I remained in the car while they did half a dozen more takes. At one point Leo started horsing around and mincing his walk up the hill, which cracked up Armie. Armie also cut up a lot between shots, juggling and flipping things hand to hand. Finally I got the word to cut the engine. Sadly, my day was done.
Or so I thought. I went to the snack table for muffins and coffee but then got a call on my walkie-talkie to report back. I kept my coffee since I was sure they just wanted me to move the car, but the assistant director told me they needed me to stand outside the car and to open the door for Hoover, after which I’m to slam the door, open the driver’s door, get in, start the car and drive out of the scene.
Meanwhile, some guy came out and trimmed my sideburns. Then Clint came over to make sure I knew what to do and when. We did a practice run. I noticed a dead magnolia leaf on the ground about 10 feet from the car and used that as my mark. When we got to the leaf, I turned and opened the door. It turned out to be the perfect distance.
All went well except that closing the door for Leo took too much time. He could close his own door.
Now the sound man came over and asked that I not slam the door with so much “vigor” because it was drowning out the dialogue. Armie immediately announced there will be no more vigor on the set. Everyone laughed.
Now we were set to do it for real.
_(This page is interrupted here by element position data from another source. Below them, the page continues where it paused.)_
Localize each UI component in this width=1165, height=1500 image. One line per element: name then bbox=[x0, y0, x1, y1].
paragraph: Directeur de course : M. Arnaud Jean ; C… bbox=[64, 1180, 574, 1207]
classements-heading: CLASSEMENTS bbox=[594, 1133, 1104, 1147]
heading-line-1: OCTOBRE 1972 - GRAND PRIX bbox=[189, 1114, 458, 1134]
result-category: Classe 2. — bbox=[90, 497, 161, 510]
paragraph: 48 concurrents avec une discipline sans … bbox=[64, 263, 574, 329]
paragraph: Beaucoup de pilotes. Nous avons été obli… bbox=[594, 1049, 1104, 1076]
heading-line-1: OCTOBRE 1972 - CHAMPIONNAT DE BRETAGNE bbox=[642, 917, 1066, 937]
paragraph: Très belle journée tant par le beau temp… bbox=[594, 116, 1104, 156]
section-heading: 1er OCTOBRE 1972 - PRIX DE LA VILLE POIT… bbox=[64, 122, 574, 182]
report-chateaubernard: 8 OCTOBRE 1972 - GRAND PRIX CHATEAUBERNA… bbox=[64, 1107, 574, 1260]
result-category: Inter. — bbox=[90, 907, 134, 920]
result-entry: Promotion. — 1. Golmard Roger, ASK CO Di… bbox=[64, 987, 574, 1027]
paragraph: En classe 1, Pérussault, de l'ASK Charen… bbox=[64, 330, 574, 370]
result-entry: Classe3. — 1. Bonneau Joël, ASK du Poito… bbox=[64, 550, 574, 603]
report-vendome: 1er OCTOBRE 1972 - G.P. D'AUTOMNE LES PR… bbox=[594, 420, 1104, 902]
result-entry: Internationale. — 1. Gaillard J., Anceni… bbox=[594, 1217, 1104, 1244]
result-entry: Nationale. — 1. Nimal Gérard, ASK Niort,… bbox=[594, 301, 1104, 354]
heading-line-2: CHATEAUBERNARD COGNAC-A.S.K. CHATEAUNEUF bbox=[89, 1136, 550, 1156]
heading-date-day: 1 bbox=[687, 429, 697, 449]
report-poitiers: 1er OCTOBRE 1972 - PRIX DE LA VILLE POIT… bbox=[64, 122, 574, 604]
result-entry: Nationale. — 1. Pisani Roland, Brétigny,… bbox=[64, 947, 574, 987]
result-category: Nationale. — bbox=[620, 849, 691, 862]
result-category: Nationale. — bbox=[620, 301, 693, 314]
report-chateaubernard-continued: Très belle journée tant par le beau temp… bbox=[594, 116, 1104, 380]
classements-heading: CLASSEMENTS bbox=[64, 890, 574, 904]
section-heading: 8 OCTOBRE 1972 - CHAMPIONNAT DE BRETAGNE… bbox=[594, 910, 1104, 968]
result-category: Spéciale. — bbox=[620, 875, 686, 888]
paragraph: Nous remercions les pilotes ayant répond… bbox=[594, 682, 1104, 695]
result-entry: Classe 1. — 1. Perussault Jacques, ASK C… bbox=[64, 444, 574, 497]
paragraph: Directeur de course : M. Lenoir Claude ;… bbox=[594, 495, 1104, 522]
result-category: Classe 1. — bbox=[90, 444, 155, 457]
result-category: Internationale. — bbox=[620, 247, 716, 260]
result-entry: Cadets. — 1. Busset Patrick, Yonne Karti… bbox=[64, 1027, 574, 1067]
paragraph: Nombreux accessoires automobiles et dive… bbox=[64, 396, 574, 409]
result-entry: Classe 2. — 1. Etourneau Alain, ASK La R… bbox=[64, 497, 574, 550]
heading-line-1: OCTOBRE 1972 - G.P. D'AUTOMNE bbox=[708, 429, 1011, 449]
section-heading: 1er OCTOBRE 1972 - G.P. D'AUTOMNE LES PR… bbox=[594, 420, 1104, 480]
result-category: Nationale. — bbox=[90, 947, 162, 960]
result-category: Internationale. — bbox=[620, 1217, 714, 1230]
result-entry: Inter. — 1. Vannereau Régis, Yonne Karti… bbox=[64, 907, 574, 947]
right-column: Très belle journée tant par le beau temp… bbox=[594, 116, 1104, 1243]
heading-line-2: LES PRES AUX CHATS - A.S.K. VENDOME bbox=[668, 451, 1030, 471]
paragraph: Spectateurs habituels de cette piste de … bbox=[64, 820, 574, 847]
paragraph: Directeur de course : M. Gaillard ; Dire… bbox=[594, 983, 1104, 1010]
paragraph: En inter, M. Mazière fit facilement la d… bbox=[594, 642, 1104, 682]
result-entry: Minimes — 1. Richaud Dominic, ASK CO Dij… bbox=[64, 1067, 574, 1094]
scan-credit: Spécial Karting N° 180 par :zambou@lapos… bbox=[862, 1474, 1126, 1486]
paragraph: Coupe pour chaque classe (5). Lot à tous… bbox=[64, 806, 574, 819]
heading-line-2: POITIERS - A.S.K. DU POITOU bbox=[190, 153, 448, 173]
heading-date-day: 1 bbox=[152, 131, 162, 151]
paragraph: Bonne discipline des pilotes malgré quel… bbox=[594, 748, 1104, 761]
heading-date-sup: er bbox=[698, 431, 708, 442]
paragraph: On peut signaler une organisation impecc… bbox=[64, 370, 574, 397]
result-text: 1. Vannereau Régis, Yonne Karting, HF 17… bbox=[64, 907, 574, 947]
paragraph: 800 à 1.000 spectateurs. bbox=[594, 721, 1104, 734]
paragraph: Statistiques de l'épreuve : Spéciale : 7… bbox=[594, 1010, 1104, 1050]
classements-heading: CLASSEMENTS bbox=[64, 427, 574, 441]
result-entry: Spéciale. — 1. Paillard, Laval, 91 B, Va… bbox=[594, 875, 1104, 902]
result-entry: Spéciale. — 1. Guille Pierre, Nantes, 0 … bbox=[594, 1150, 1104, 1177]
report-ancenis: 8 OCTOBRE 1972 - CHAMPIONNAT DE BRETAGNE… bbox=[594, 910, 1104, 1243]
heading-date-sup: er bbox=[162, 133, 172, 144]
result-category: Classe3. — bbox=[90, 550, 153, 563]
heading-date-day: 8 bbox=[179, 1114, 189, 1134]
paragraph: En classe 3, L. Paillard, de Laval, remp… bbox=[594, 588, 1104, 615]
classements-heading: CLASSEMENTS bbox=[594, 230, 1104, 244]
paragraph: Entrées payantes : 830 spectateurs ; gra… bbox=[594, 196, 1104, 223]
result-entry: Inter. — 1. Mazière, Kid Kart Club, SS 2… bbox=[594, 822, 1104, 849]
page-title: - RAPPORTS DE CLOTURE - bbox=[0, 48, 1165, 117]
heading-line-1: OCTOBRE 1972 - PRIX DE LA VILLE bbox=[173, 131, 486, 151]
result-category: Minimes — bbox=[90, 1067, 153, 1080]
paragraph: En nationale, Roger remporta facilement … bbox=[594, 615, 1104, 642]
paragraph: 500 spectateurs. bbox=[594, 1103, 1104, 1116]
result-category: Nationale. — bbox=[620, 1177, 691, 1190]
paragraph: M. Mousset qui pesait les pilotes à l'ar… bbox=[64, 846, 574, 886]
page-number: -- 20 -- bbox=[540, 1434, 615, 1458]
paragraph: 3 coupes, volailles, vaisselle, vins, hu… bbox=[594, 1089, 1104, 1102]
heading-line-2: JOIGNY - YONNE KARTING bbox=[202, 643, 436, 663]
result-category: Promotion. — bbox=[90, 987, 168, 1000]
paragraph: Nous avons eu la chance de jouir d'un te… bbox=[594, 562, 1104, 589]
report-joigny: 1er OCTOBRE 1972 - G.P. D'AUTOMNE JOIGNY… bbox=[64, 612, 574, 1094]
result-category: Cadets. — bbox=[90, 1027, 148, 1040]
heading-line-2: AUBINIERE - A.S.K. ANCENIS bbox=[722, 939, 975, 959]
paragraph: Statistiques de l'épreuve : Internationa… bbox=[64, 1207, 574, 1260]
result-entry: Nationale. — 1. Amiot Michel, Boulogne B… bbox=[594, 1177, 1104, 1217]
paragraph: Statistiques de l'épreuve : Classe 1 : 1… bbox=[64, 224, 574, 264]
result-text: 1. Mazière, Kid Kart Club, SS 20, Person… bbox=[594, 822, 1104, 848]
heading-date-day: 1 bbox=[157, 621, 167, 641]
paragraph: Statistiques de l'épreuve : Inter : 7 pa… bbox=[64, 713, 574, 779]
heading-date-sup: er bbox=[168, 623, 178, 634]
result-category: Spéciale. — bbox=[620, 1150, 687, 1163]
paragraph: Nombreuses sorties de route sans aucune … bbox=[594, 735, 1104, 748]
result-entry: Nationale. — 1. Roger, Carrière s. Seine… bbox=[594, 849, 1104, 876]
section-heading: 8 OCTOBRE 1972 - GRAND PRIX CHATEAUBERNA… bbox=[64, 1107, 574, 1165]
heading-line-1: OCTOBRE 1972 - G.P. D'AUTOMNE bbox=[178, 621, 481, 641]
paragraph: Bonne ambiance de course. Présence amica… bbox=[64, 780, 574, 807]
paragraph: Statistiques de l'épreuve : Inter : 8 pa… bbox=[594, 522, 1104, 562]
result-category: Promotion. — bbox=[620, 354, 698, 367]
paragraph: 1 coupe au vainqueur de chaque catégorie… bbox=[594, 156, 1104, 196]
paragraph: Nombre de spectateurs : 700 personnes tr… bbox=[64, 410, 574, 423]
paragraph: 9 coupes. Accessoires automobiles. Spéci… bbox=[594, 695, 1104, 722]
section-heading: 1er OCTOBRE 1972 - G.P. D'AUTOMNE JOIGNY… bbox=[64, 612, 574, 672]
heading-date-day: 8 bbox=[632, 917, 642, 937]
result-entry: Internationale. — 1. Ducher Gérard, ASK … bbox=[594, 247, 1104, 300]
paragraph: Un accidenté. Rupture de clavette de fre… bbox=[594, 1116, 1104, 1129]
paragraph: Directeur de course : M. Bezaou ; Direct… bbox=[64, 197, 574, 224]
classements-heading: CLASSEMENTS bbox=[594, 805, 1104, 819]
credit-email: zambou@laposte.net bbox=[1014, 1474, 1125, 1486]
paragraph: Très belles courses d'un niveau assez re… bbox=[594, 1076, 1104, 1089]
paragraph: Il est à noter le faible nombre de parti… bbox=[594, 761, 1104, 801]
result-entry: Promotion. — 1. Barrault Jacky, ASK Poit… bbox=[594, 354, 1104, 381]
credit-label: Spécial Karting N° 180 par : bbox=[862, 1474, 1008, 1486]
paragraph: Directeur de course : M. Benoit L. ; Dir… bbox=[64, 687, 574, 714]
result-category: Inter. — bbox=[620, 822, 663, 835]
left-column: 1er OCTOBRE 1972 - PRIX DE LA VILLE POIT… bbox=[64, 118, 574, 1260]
They approached; I opened; they ducked in; I followed suit, turned the key, pressed the starter with my foot, and the engine cranked but refused to turn over. Cut! Okay, Clint was having none of this. He ordered a rope tied to the front bumper.
“Action!” Once again I hopped in and closed the door with minimal vigor, pretended to start the car and put it in gear, and eight or nine guys grabbed the rope and pulled the car out of the scene. The sound of the car would be dubbed in later. We did at least two more takes before Clint announced a wrap.
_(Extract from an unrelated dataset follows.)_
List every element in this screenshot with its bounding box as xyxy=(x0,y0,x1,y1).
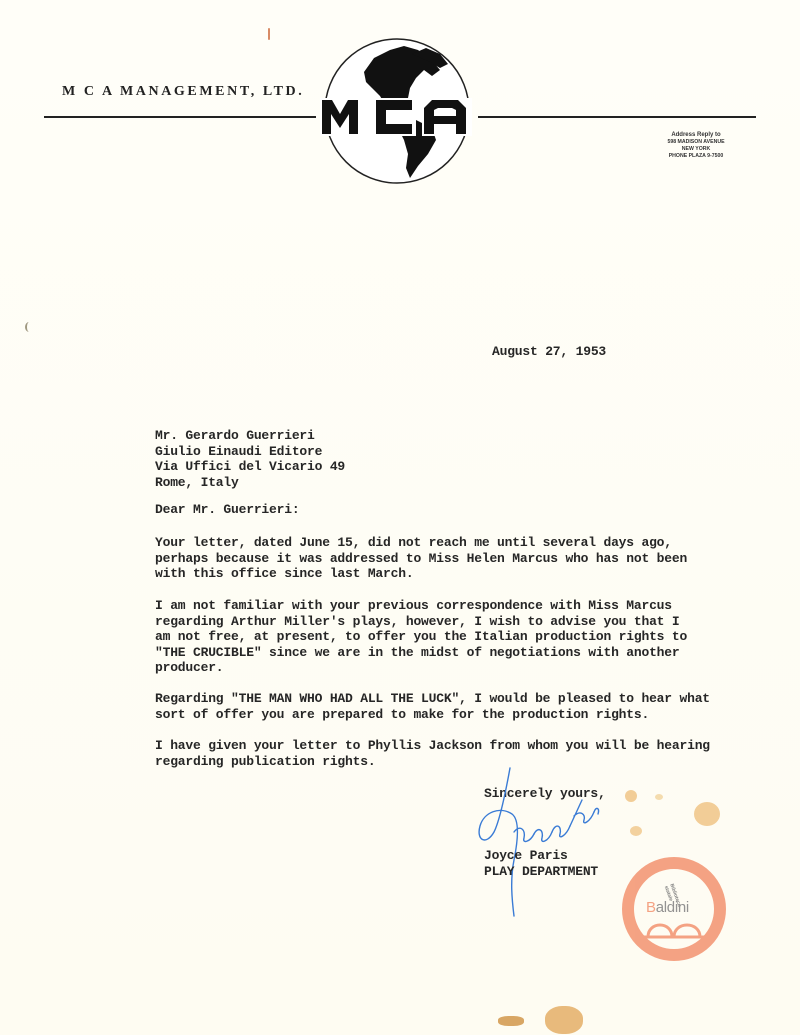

And just like that, my career in movies was done.
But not my day. By chance I spotted Clint coming my way. He was reviewing notes on possible dialogue changes. I waited until he finished and got a friend to snap a couple of photos of us together. Then he got into his Suburban and was off.
I figured I’d just go back to Wardrobe, change and head home. I was halfway through when someone asked me who had “wrapped” me — that is, told me I could go. Well, actually, no one.
So I put my FBI outfit back on and went to find someone. But when the right guy was contacted, he refused to let me go. Maybe it had to do with union rules and minimum hours. I don’t know. It did provide me with another meal with Clint in the mess tent and another hour or two watching Clint direct
DiCaprio in a shot at the garage. Finally I was free to go.
As a friend of mine pointed out, making a movie is like being in the Army. There’s a lot of standing around for a few minutes of action. But you can’t beat the experience.